If you have a large and badly written program that doesn't use size_t, it's probably full of bugs. Some of those bugs will have been masked or worked around. If you try to change it to use size_t, a certain number of the program's workarounds will fail, perhaps uncovering once-hidden bugs. Eventually you'll work those out and achieve the more-robust and more-reliable and more-portable program you desire, but the process will be a rocky one. I suspect that's what the author means by "it is most likely that due to this replacement, new errors will appear".

Changing a program over to use size_t is sort of like trying to add const in all the right places. You make the changes you think you need to make, and recompile, and you get a bunch of errors and warnings, and you fix those and recompile, and you get a bunch more errors and warnings, etc. It's at least a nuisance, and sometimes a ton of work. But it's generally the only way to go if you want to make the code more robust and portable.

A big part of the problem is keeping the compiler happy. It's going to warn about a bunch of stuff, and you'll generally want to fix everything it complains about, even though some of what it complains about is ticky-tack and unlikely to cause a problem. But it's perilous to say, "Yeah, I can ignore this particular warning", so in the end, as I said, you'll generally want to fix everything.

The author's most eye-catching claim is

memory size needed for the program will greatly increase as well.

I suspect this is an exaggeration -- in most cases I doubt that memory will "greatly" increase -- but it's likely to increase at least a little bit. The issue is that on a 64-bit system, size_t and ptrdiff_t are likely to be 64-bit types. If for whatever reason you have large arrays of these, or large arrays of structures containing these, and if you had been using some 32-bit type (perhaps plain int or unsigned int) before, yes, you're going to see a memory increase.

And then you're going to want to ask, Do I really need to be able to describe 64-bit sizes? 64-bit programming gives you two things: (a) the ability to address more than 4Gb of memory, and (b) the ability to have a single object greater than 4Gb. If you want to have a total data usage greater than 4Gb, but you don't ever need to have a single object bigger than 4Gb, and if you never want to read more than 4Gb of data at a time from a file (using a single read or fread call, that is), you don't really need 64-bit size variables everywhere.

So to avoid bloat, you might make an informed choice to use, say, unsigned int (or even unsigned short) instead of size_t in some places. As a trivial example, if you had

size_t x = sizeof(int);
printf("%zu\n", x);

you could change this to

unsigned int x = sizeof(int);
printf("%u\n", x);

without any loss in portability, because I can quite confidently guarantee your code is never going to find itself running on a machine with 34359738368-bit ints (or at least, not in our lifetimes :-) ).

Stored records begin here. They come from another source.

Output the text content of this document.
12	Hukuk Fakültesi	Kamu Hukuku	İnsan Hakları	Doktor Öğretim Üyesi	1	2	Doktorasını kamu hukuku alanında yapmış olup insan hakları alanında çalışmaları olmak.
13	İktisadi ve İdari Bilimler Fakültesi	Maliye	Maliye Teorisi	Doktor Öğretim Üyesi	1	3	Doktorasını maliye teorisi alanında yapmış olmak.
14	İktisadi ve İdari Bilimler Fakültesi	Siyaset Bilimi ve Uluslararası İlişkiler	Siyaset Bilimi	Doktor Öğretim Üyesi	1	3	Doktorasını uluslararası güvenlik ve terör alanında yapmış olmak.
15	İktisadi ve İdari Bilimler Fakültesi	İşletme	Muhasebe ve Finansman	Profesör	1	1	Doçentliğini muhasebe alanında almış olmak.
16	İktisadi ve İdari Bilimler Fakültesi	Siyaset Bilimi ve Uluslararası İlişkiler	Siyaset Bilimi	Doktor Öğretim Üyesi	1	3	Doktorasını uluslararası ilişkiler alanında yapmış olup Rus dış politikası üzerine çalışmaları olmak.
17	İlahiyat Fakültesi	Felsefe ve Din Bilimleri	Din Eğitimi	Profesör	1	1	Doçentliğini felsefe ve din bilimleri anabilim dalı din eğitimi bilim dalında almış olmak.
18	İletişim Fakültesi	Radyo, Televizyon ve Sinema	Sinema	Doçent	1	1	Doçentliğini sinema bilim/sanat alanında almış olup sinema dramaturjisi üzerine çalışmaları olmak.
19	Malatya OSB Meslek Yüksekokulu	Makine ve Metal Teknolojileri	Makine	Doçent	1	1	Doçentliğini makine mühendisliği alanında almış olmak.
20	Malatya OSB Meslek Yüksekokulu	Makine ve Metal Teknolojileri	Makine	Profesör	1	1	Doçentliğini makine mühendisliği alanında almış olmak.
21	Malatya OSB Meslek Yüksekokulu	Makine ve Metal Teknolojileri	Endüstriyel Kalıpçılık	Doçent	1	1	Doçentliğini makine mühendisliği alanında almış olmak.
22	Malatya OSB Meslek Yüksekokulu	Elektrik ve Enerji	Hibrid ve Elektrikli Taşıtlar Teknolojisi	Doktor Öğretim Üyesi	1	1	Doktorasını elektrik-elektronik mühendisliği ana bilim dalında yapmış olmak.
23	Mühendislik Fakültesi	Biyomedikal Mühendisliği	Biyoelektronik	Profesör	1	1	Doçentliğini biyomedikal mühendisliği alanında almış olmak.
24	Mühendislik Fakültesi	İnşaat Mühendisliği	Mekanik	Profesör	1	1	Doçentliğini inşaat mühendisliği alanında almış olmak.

But this last example, trivial as it is, also illustrates the other issues that tend to intrude. The similar code

unsigned int x = sizeof(y);
printf("%u\n", x);

is not so obviously safe, because whatever y is, there's a chance it could be so big that its size doesn't fit in an unsigned int. So if you or your compiler really care about type correctness, there may be warnings about possible data loss when assigning size_t to unsigned int. And to shut off those warnings, you may need explicit casts, as in

unsigned int x = (unsigned int)sizeof(int);

And this cast is, arguably, perfectly appropriate. The compiler is operating under the assumption that any object might be really big, that any attempt to jam a size_t into an unsigned int might lose data. The cast says you've thought about this case: you're saying, "Yes, I know that, but in this case, I know it won't overflow, so please don't warn me about this one any more, but please do warn me about any others, that might not be so safe."

P.S. I'm being downvoted, so in case I've given the wrong impression, let me make clear that (as I said in my opening paragraph) size_t and ptrdiff_t are vastly preferred. In general there's every reason to use them, no good reason not to use them. (Come to that, Karpov wasn't saying not to use them, either -- merely highlighting some of the issues that might come up along the way.)